Pour saisir le sens des élections aux Cortes, et interpréter correctement leurs résultats, il faut partir de deux considérations fondamentales.
D'abord — et c'est l'essentiel —, la bourgeoisie espagnole a été obligée de liquider pas à pas la dictature franquiste, non pas en partant d'une situation de force, parce qu'elle estimait avoir suffisamment consolidé son règne pour pouvoir « gouverner à l'européenne », dans le cadre d'une monarchie constitutionnelle fondée sur la démocratie parlementaire bourgeoise. Elle a été au contraire obligée de liquider cette dictature sous la pression d'un mouvement de masse qui allait en s'amplifiant, qui devenait de moins en moins contrôlable, qui risquait de déboucher sur une situation explosive de type prérévolutionnaire, sinon révolutionnaire.

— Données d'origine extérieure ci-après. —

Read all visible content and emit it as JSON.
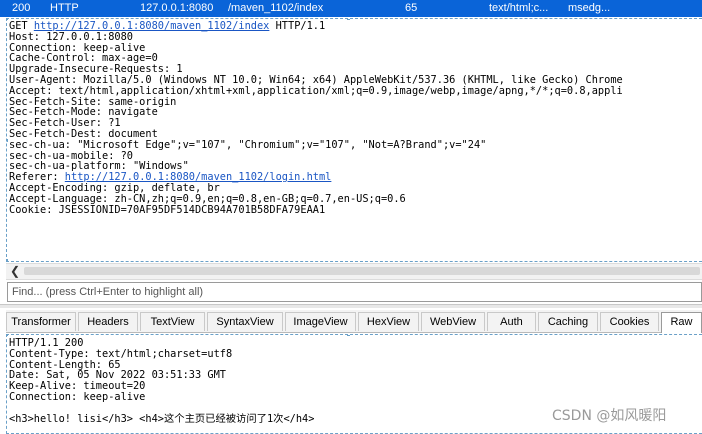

Elle l'a d'ailleurs fait en reculant pas à pas, en cherchant à conserver le maximum d'institutions héritées du franquisme, et notamment un bric-à-brac institutionnel (un Sénat en partie nommé par la monarchie et qui constitue un verrou législatif presqu'absolu) et un appareil de répression franquiste intact — sans parler d'une armée qui reste le dernier garant et le dernier rempart de l'ordre bourgeois.
Dans ces conditions, chacune de ses reculades — la légalisation du PSOE d'abord, celle du PC et des organisations syndicales ensuite, la libération des prisonniers politiques, etc. — et la tenue même de ces élections législatives du 15 juin, dans des conditions de liberté relative, apparaissent au mouvement de masse comme autant de concessions arrachées à l'ennemi, comme autant de victoires partielles. Elles sont en effet considérées comme telles d'un point de vue objectif.
Car du point de vue des rapports de forces, la situation a évolué au cours des dernières années et même des derniers mois au profit de la classe ouvrière et du mouvement ouvrier, et non au profit de la bourgeoisie.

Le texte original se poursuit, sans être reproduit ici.